Even if their intentions could be trusted, the Taliban’s capacity to effectively rein in foreign militant groups remains in doubt. The Taliban’s ongoing crackdown against Islamic State Khorasan, which has failed to net any major figures, suggests that they may still struggle to conduct targeted operations. AQIS, in particular, has forged strong relationships with some members of the Taliban, having worked with them in operations against the U.S. military, the former Afghan government, and Islamic State Khorasan. These past ties raise questions about the Taliban’s ability to protect India’s presence in Afghanistan, which will be a top target for multiple terrorist groups.
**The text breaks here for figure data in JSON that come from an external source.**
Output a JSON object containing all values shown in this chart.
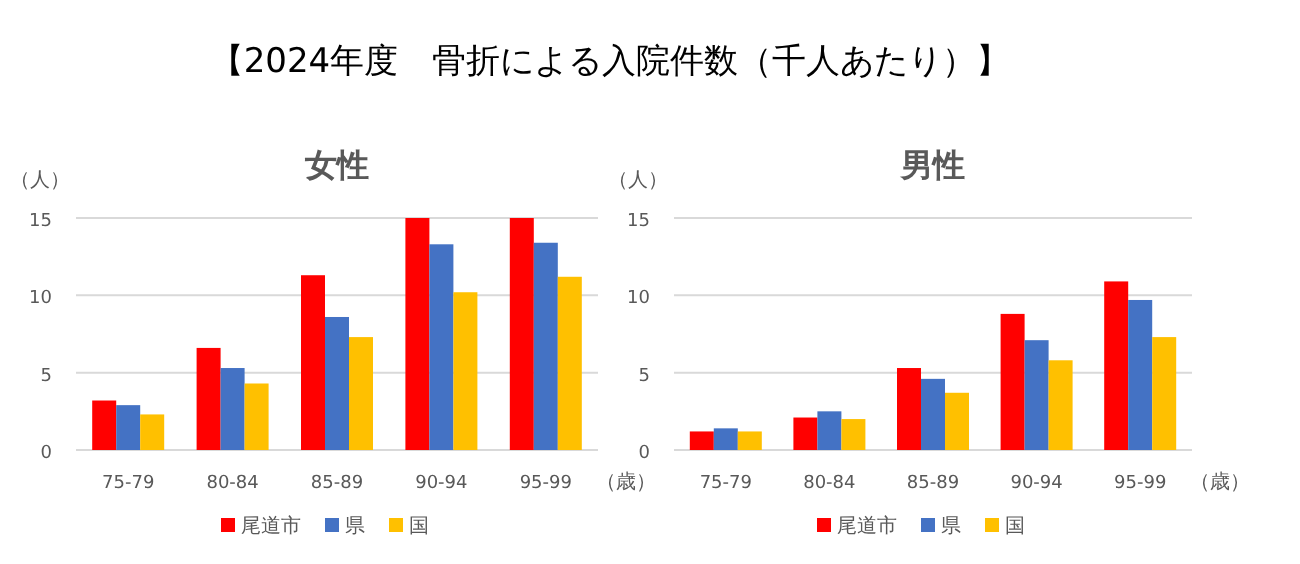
{
  "chart_data": [
    {
      "type": "bar",
      "title": "女性",
      "ylabel": "（人）",
      "xlabel": "（歳）",
      "annotations": [
        "【2024年度　骨折による入院件数（千人あたり）】"
      ],
      "categories": [
        "75-79",
        "80-84",
        "85-89",
        "90-94",
        "95-99"
      ],
      "series": [
        {
          "name": "尾道市",
          "color": "#ff0000",
          "values": [
            3.2,
            6.6,
            11.3,
            15,
            15
          ]
        },
        {
          "name": "県",
          "color": "#4472c4",
          "values": [
            2.9,
            5.3,
            8.6,
            13.3,
            13.4
          ]
        },
        {
          "name": "国",
          "color": "#ffc000",
          "values": [
            2.3,
            4.3,
            7.3,
            10.2,
            11.2
          ]
        }
      ],
      "ylim": [
        0,
        15
      ],
      "yticks": [
        0,
        5,
        10,
        15
      ],
      "grid": "y",
      "legend": "bottom"
    },
    {
      "type": "bar",
      "title": "男性",
      "ylabel": "（人）",
      "xlabel": "（歳）",
      "categories": [
        "75-79",
        "80-84",
        "85-89",
        "90-94",
        "95-99"
      ],
      "series": [
        {
          "name": "尾道市",
          "color": "#ff0000",
          "values": [
            1.2,
            2.1,
            5.3,
            8.8,
            10.9
          ]
        },
        {
          "name": "県",
          "color": "#4472c4",
          "values": [
            1.4,
            2.5,
            4.6,
            7.1,
            9.7
          ]
        },
        {
          "name": "国",
          "color": "#ffc000",
          "values": [
            1.2,
            2.0,
            3.7,
            5.8,
            7.3
          ]
        }
      ],
      "ylim": [
        0,
        15
      ],
      "yticks": [
        0,
        5,
        10,
        15
      ],
      "grid": "y",
      "legend": "bottom"
    }
  ]
}
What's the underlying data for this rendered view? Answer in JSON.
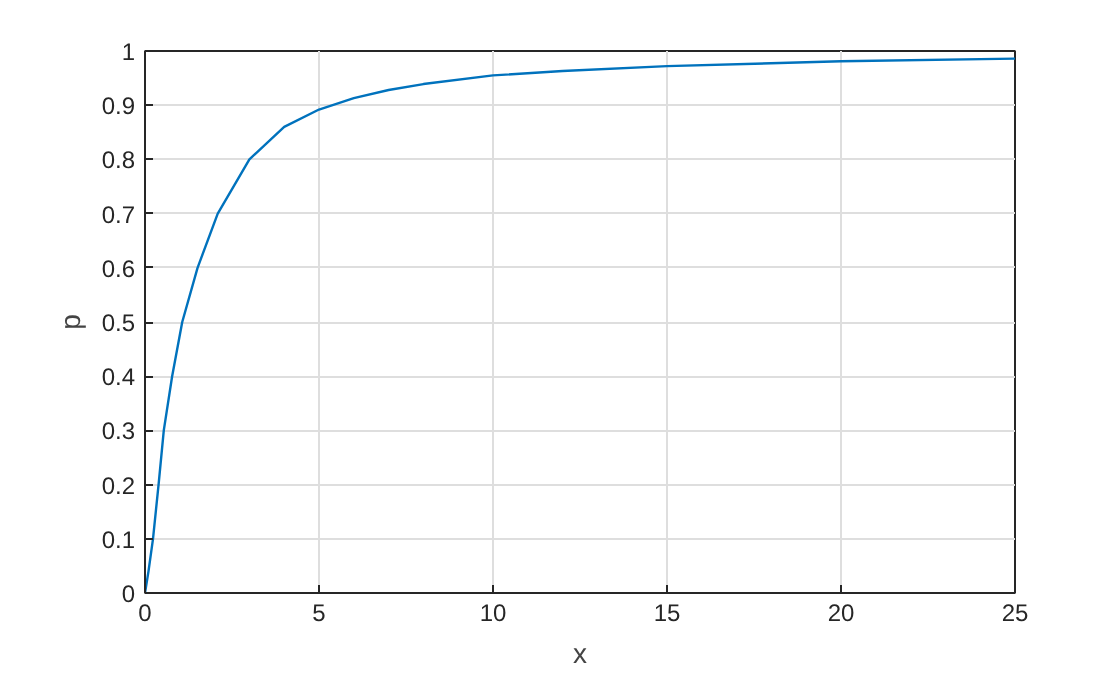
{
  "chart_data": {
    "type": "line",
    "xlabel": "x",
    "ylabel": "p",
    "x": [
      0,
      0.1,
      0.23,
      0.39,
      0.54,
      0.78,
      1.07,
      1.51,
      2.09,
      3.0,
      4.0,
      5.0,
      6.0,
      7.0,
      8.0,
      10.0,
      12.0,
      15.0,
      20.0,
      25.0
    ],
    "series": [
      {
        "color": "#0072bd",
        "values": [
          0,
          0.04,
          0.1,
          0.2,
          0.3,
          0.4,
          0.5,
          0.6,
          0.7,
          0.8,
          0.86,
          0.892,
          0.913,
          0.928,
          0.939,
          0.955,
          0.963,
          0.972,
          0.981,
          0.986
        ]
      }
    ],
    "xlim": [
      0,
      25
    ],
    "ylim": [
      0,
      1
    ],
    "xticks": [
      0,
      5,
      10,
      15,
      20,
      25
    ],
    "yticks": [
      0,
      0.1,
      0.2,
      0.3,
      0.4,
      0.5,
      0.6,
      0.7,
      0.8,
      0.9,
      1
    ],
    "grid": true,
    "marker": "none",
    "line_style": "solid"
  }
}
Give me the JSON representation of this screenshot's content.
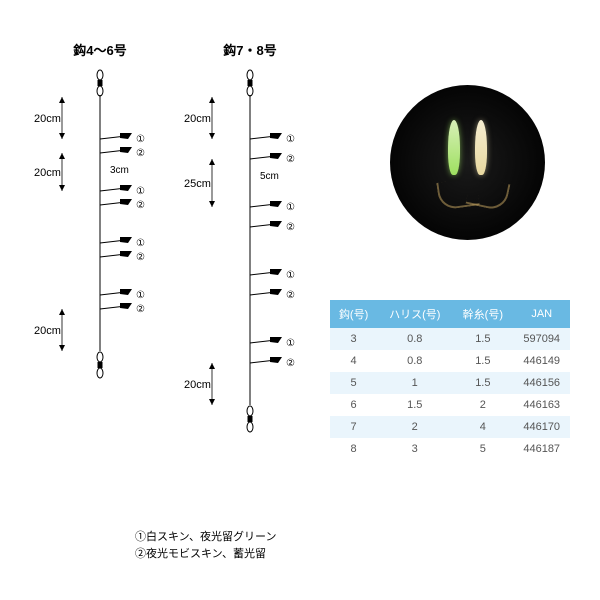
{
  "diagram": {
    "rigs": [
      {
        "title": "鈎4〜6号",
        "top_seg": "20cm",
        "branch_len": "3cm",
        "mid_seg": "20cm",
        "bot_seg": "20cm",
        "mid_span": 38
      },
      {
        "title": "鈎7・8号",
        "top_seg": "20cm",
        "branch_len": "5cm",
        "mid_seg": "25cm",
        "bot_seg": "20cm",
        "mid_span": 48
      }
    ],
    "legend": {
      "line1": "①白スキン、夜光留グリーン",
      "line2": "②夜光モビスキン、蓄光留"
    },
    "stroke": "#000000",
    "marker_labels": [
      "①",
      "②",
      "①",
      "②",
      "①",
      "②",
      "①",
      "②"
    ]
  },
  "table": {
    "header_bg": "#69b9e3",
    "row_even_bg": "#eaf5fc",
    "row_odd_bg": "#ffffff",
    "text_color": "#555555",
    "columns": [
      "鈎(号)",
      "ハリス(号)",
      "幹糸(号)",
      "JAN"
    ],
    "rows": [
      [
        "3",
        "0.8",
        "1.5",
        "597094"
      ],
      [
        "4",
        "0.8",
        "1.5",
        "446149"
      ],
      [
        "5",
        "1",
        "1.5",
        "446156"
      ],
      [
        "6",
        "1.5",
        "2",
        "446163"
      ],
      [
        "7",
        "2",
        "4",
        "446170"
      ],
      [
        "8",
        "3",
        "5",
        "446187"
      ]
    ]
  }
}
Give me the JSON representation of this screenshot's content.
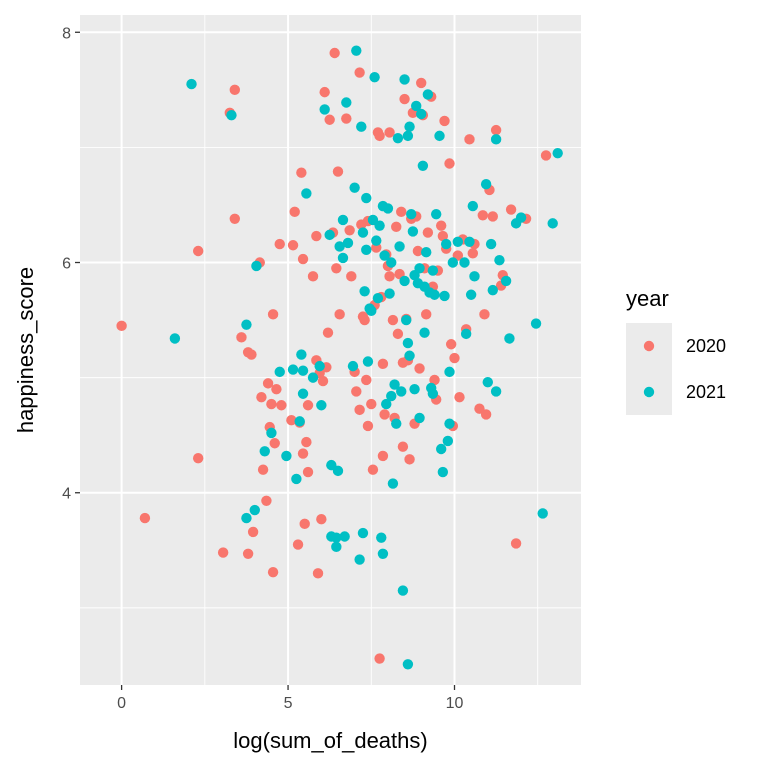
{
  "chart_data": {
    "type": "scatter",
    "title": "",
    "xlabel": "log(sum_of_deaths)",
    "ylabel": "happiness_score",
    "xlim": [
      -1.25,
      13.8
    ],
    "ylim": [
      2.33,
      8.15
    ],
    "xticks": [
      0,
      5,
      10
    ],
    "yticks": [
      4,
      6,
      8
    ],
    "x_minor_ticks": [
      2.5,
      7.5,
      12.5
    ],
    "y_minor_ticks": [
      3,
      5,
      7
    ],
    "grid": true,
    "legend": {
      "title": "year",
      "placement": "right"
    },
    "series": [
      {
        "name": "2020",
        "color": "#F8766D",
        "points": [
          [
            0.0,
            5.45
          ],
          [
            0.7,
            3.78
          ],
          [
            2.3,
            6.1
          ],
          [
            2.3,
            4.3
          ],
          [
            3.05,
            3.48
          ],
          [
            3.25,
            7.3
          ],
          [
            3.4,
            7.5
          ],
          [
            3.4,
            6.38
          ],
          [
            3.6,
            5.35
          ],
          [
            3.8,
            5.22
          ],
          [
            3.8,
            3.47
          ],
          [
            3.9,
            5.2
          ],
          [
            3.95,
            3.66
          ],
          [
            4.15,
            6.0
          ],
          [
            4.2,
            4.83
          ],
          [
            4.25,
            4.2
          ],
          [
            4.35,
            3.93
          ],
          [
            4.4,
            4.95
          ],
          [
            4.45,
            4.57
          ],
          [
            4.5,
            4.77
          ],
          [
            4.55,
            5.55
          ],
          [
            4.55,
            3.31
          ],
          [
            4.6,
            4.43
          ],
          [
            4.65,
            4.9
          ],
          [
            4.75,
            6.16
          ],
          [
            4.8,
            4.76
          ],
          [
            5.1,
            4.63
          ],
          [
            5.15,
            6.15
          ],
          [
            5.2,
            6.44
          ],
          [
            5.3,
            3.55
          ],
          [
            5.35,
            4.61
          ],
          [
            5.4,
            6.78
          ],
          [
            5.45,
            6.03
          ],
          [
            5.45,
            4.34
          ],
          [
            5.5,
            3.73
          ],
          [
            5.55,
            4.44
          ],
          [
            5.6,
            4.76
          ],
          [
            5.6,
            4.18
          ],
          [
            5.75,
            5.88
          ],
          [
            5.85,
            6.23
          ],
          [
            5.85,
            5.15
          ],
          [
            5.9,
            3.3
          ],
          [
            5.95,
            5.04
          ],
          [
            6.0,
            3.77
          ],
          [
            6.05,
            4.97
          ],
          [
            6.1,
            7.48
          ],
          [
            6.15,
            5.09
          ],
          [
            6.2,
            5.39
          ],
          [
            6.25,
            7.24
          ],
          [
            6.35,
            6.26
          ],
          [
            6.4,
            7.82
          ],
          [
            6.45,
            5.95
          ],
          [
            6.5,
            6.79
          ],
          [
            6.55,
            5.55
          ],
          [
            6.75,
            7.25
          ],
          [
            6.85,
            6.28
          ],
          [
            6.9,
            5.88
          ],
          [
            7.0,
            5.05
          ],
          [
            7.05,
            4.88
          ],
          [
            7.15,
            7.65
          ],
          [
            7.15,
            4.72
          ],
          [
            7.2,
            6.33
          ],
          [
            7.25,
            5.53
          ],
          [
            7.3,
            5.5
          ],
          [
            7.35,
            4.98
          ],
          [
            7.4,
            6.36
          ],
          [
            7.4,
            4.58
          ],
          [
            7.5,
            4.77
          ],
          [
            7.55,
            4.2
          ],
          [
            7.6,
            5.63
          ],
          [
            7.65,
            6.13
          ],
          [
            7.7,
            7.13
          ],
          [
            7.75,
            7.1
          ],
          [
            7.75,
            2.56
          ],
          [
            7.8,
            5.7
          ],
          [
            7.85,
            5.12
          ],
          [
            7.85,
            4.32
          ],
          [
            7.9,
            4.68
          ],
          [
            7.95,
            6.07
          ],
          [
            8.0,
            5.97
          ],
          [
            8.05,
            7.13
          ],
          [
            8.05,
            5.88
          ],
          [
            8.15,
            5.5
          ],
          [
            8.2,
            4.65
          ],
          [
            8.25,
            6.31
          ],
          [
            8.3,
            5.38
          ],
          [
            8.35,
            5.9
          ],
          [
            8.4,
            6.44
          ],
          [
            8.45,
            5.13
          ],
          [
            8.45,
            4.4
          ],
          [
            8.5,
            7.42
          ],
          [
            8.55,
            5.51
          ],
          [
            8.6,
            5.15
          ],
          [
            8.65,
            4.29
          ],
          [
            8.7,
            6.38
          ],
          [
            8.75,
            7.3
          ],
          [
            8.8,
            4.6
          ],
          [
            8.85,
            6.4
          ],
          [
            8.9,
            6.1
          ],
          [
            8.95,
            5.08
          ],
          [
            9.0,
            7.56
          ],
          [
            9.05,
            7.28
          ],
          [
            9.1,
            5.95
          ],
          [
            9.15,
            5.55
          ],
          [
            9.2,
            6.26
          ],
          [
            9.3,
            7.44
          ],
          [
            9.35,
            5.79
          ],
          [
            9.4,
            4.98
          ],
          [
            9.45,
            4.81
          ],
          [
            9.5,
            5.93
          ],
          [
            9.6,
            6.32
          ],
          [
            9.65,
            6.23
          ],
          [
            9.7,
            7.23
          ],
          [
            9.75,
            6.12
          ],
          [
            9.85,
            6.86
          ],
          [
            9.9,
            5.29
          ],
          [
            9.95,
            4.58
          ],
          [
            10.0,
            5.17
          ],
          [
            10.1,
            6.06
          ],
          [
            10.15,
            4.83
          ],
          [
            10.25,
            6.2
          ],
          [
            10.35,
            5.42
          ],
          [
            10.45,
            7.07
          ],
          [
            10.55,
            6.08
          ],
          [
            10.6,
            6.16
          ],
          [
            10.75,
            4.73
          ],
          [
            10.85,
            6.41
          ],
          [
            10.9,
            5.55
          ],
          [
            10.95,
            4.68
          ],
          [
            11.05,
            6.63
          ],
          [
            11.15,
            6.4
          ],
          [
            11.25,
            7.15
          ],
          [
            11.4,
            5.8
          ],
          [
            11.45,
            5.89
          ],
          [
            11.7,
            6.46
          ],
          [
            11.85,
            3.56
          ],
          [
            12.15,
            6.38
          ],
          [
            12.75,
            6.93
          ]
        ]
      },
      {
        "name": "2021",
        "color": "#00BFC4",
        "points": [
          [
            1.6,
            5.34
          ],
          [
            2.1,
            7.55
          ],
          [
            3.3,
            7.28
          ],
          [
            3.75,
            5.46
          ],
          [
            3.75,
            3.78
          ],
          [
            4.0,
            3.85
          ],
          [
            4.05,
            5.97
          ],
          [
            4.3,
            4.36
          ],
          [
            4.5,
            4.52
          ],
          [
            4.75,
            5.05
          ],
          [
            4.95,
            4.32
          ],
          [
            5.15,
            5.07
          ],
          [
            5.25,
            4.12
          ],
          [
            5.35,
            4.62
          ],
          [
            5.4,
            5.2
          ],
          [
            5.45,
            4.86
          ],
          [
            5.45,
            5.06
          ],
          [
            5.55,
            6.6
          ],
          [
            5.75,
            5.0
          ],
          [
            5.95,
            5.1
          ],
          [
            6.0,
            4.76
          ],
          [
            6.1,
            7.33
          ],
          [
            6.25,
            6.24
          ],
          [
            6.3,
            4.24
          ],
          [
            6.3,
            3.62
          ],
          [
            6.45,
            3.61
          ],
          [
            6.45,
            3.53
          ],
          [
            6.5,
            4.19
          ],
          [
            6.55,
            6.14
          ],
          [
            6.65,
            6.37
          ],
          [
            6.65,
            6.04
          ],
          [
            6.7,
            3.62
          ],
          [
            6.75,
            7.39
          ],
          [
            6.8,
            6.17
          ],
          [
            6.95,
            5.1
          ],
          [
            7.0,
            6.65
          ],
          [
            7.05,
            7.84
          ],
          [
            7.15,
            3.42
          ],
          [
            7.2,
            7.18
          ],
          [
            7.25,
            6.26
          ],
          [
            7.25,
            3.65
          ],
          [
            7.3,
            5.75
          ],
          [
            7.35,
            6.56
          ],
          [
            7.35,
            6.11
          ],
          [
            7.4,
            5.14
          ],
          [
            7.45,
            5.6
          ],
          [
            7.5,
            5.58
          ],
          [
            7.55,
            6.37
          ],
          [
            7.6,
            7.61
          ],
          [
            7.65,
            6.19
          ],
          [
            7.7,
            5.69
          ],
          [
            7.75,
            6.32
          ],
          [
            7.8,
            3.61
          ],
          [
            7.85,
            6.49
          ],
          [
            7.85,
            3.47
          ],
          [
            7.9,
            6.06
          ],
          [
            7.95,
            4.77
          ],
          [
            8.0,
            6.47
          ],
          [
            8.05,
            5.73
          ],
          [
            8.1,
            6.0
          ],
          [
            8.1,
            4.84
          ],
          [
            8.15,
            4.08
          ],
          [
            8.2,
            4.94
          ],
          [
            8.25,
            4.6
          ],
          [
            8.3,
            7.08
          ],
          [
            8.35,
            6.14
          ],
          [
            8.4,
            4.88
          ],
          [
            8.45,
            3.15
          ],
          [
            8.5,
            7.59
          ],
          [
            8.5,
            5.84
          ],
          [
            8.55,
            5.5
          ],
          [
            8.6,
            7.1
          ],
          [
            8.6,
            5.3
          ],
          [
            8.65,
            7.18
          ],
          [
            8.65,
            5.19
          ],
          [
            8.6,
            2.51
          ],
          [
            8.7,
            6.42
          ],
          [
            8.75,
            6.27
          ],
          [
            8.8,
            5.89
          ],
          [
            8.8,
            4.9
          ],
          [
            8.85,
            7.36
          ],
          [
            8.9,
            5.82
          ],
          [
            8.95,
            5.95
          ],
          [
            8.95,
            4.65
          ],
          [
            9.0,
            7.29
          ],
          [
            9.05,
            6.84
          ],
          [
            9.1,
            5.79
          ],
          [
            9.1,
            5.39
          ],
          [
            9.15,
            6.09
          ],
          [
            9.2,
            7.46
          ],
          [
            9.25,
            5.74
          ],
          [
            9.3,
            4.91
          ],
          [
            9.35,
            5.93
          ],
          [
            9.35,
            4.86
          ],
          [
            9.4,
            5.72
          ],
          [
            9.45,
            6.42
          ],
          [
            9.55,
            7.1
          ],
          [
            9.6,
            4.38
          ],
          [
            9.65,
            4.18
          ],
          [
            9.7,
            5.71
          ],
          [
            9.75,
            6.16
          ],
          [
            9.8,
            4.45
          ],
          [
            9.85,
            4.6
          ],
          [
            9.85,
            5.05
          ],
          [
            9.95,
            6.0
          ],
          [
            10.1,
            6.18
          ],
          [
            10.3,
            6.0
          ],
          [
            10.35,
            5.38
          ],
          [
            10.45,
            6.18
          ],
          [
            10.5,
            5.72
          ],
          [
            10.55,
            6.49
          ],
          [
            10.6,
            5.88
          ],
          [
            10.95,
            6.68
          ],
          [
            11.0,
            4.96
          ],
          [
            11.1,
            6.16
          ],
          [
            11.15,
            5.76
          ],
          [
            11.25,
            7.07
          ],
          [
            11.25,
            4.88
          ],
          [
            11.35,
            6.02
          ],
          [
            11.55,
            5.84
          ],
          [
            11.65,
            5.34
          ],
          [
            11.85,
            6.34
          ],
          [
            12.0,
            6.39
          ],
          [
            12.45,
            5.47
          ],
          [
            12.65,
            3.82
          ],
          [
            12.95,
            6.34
          ],
          [
            13.1,
            6.95
          ]
        ]
      }
    ]
  }
}
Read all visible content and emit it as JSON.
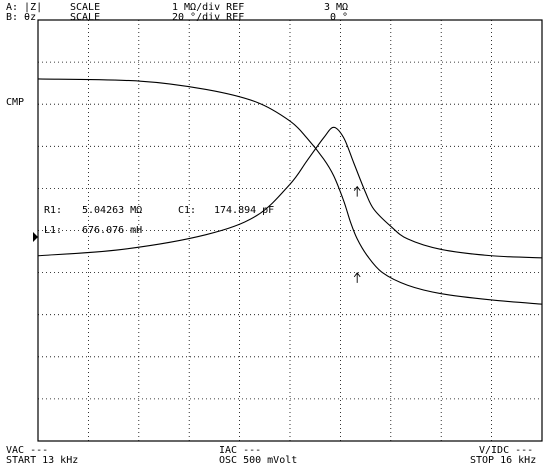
{
  "header": {
    "a_label": "A: |Z|",
    "a_scale": "SCALE",
    "a_value": "1 MΩ/div REF",
    "a_ref": "3 MΩ",
    "b_label": "B: θz",
    "b_scale": "SCALE",
    "b_value": "20 °/div REF",
    "b_ref": "0 °"
  },
  "side": {
    "cmp": "CMP"
  },
  "markers": {
    "r1_label": "R1:",
    "r1_value": "5.04263 MΩ",
    "c1_label": "C1:",
    "c1_value": "174.894 pF",
    "l1_label": "L1:",
    "l1_value": "676.076 mH"
  },
  "footer": {
    "vac": "VAC ---",
    "start": "START 13 kHz",
    "iac": "IAC ---",
    "osc": "OSC 500 mVolt",
    "vidc": "V/IDC ---",
    "stop": "STOP 16 kHz"
  },
  "chart_data": {
    "type": "line",
    "xlim": [
      13,
      16
    ],
    "x_unit": "kHz",
    "grid": true,
    "divisions": {
      "x": 10,
      "y": 10
    },
    "series": [
      {
        "x": [
          13.0,
          13.6,
          14.0,
          14.3,
          14.5,
          14.6,
          14.7,
          14.76,
          14.82,
          14.86,
          14.9,
          14.96,
          15.05,
          15.2,
          15.4,
          15.7,
          16.0
        ],
        "values": [
          3.6,
          3.55,
          3.35,
          3.05,
          2.6,
          2.2,
          1.7,
          1.3,
          0.7,
          0.2,
          -0.2,
          -0.6,
          -1.0,
          -1.3,
          -1.5,
          -1.65,
          -1.75
        ]
      },
      {
        "x": [
          13.0,
          13.5,
          14.0,
          14.3,
          14.5,
          14.6,
          14.7,
          14.76,
          14.82,
          14.88,
          14.95,
          15.0,
          15.1,
          15.2,
          15.4,
          15.7,
          16.0
        ],
        "values": [
          -0.6,
          -0.45,
          -0.1,
          0.35,
          1.1,
          1.65,
          2.2,
          2.45,
          2.2,
          1.6,
          0.9,
          0.5,
          0.1,
          -0.2,
          -0.45,
          -0.6,
          -0.65
        ]
      }
    ],
    "markers": [
      {
        "x": 14.9,
        "y": 0.9
      },
      {
        "x": 14.9,
        "y": -1.15
      }
    ]
  }
}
India’s engagement comes as the international community needs new sources of leverage against the Taliban for a range of priorities—and if the Taliban are relatively responsive to India, that is good news. In addition, if India could really broker a counterterrorism pact with the Taliban against the Taliban’s allies, it would be a significant positive step that could provide a channel for the United States to exert pressure on the Taliban against groups of concern to Washington. But India’s reentry into Kabul also exposes it to massive new security risks, both in terms of direct attacks on its interests in Afghanistan and in the potential of complicating deep Indian-Pakistani security competition in Afghanistan. The United States should coordinate with India to maximize the counterterrorism benefits of India’s engagement while managing the risks of regional tensions—which could detract from the pressing Indo-Pacific security agenda.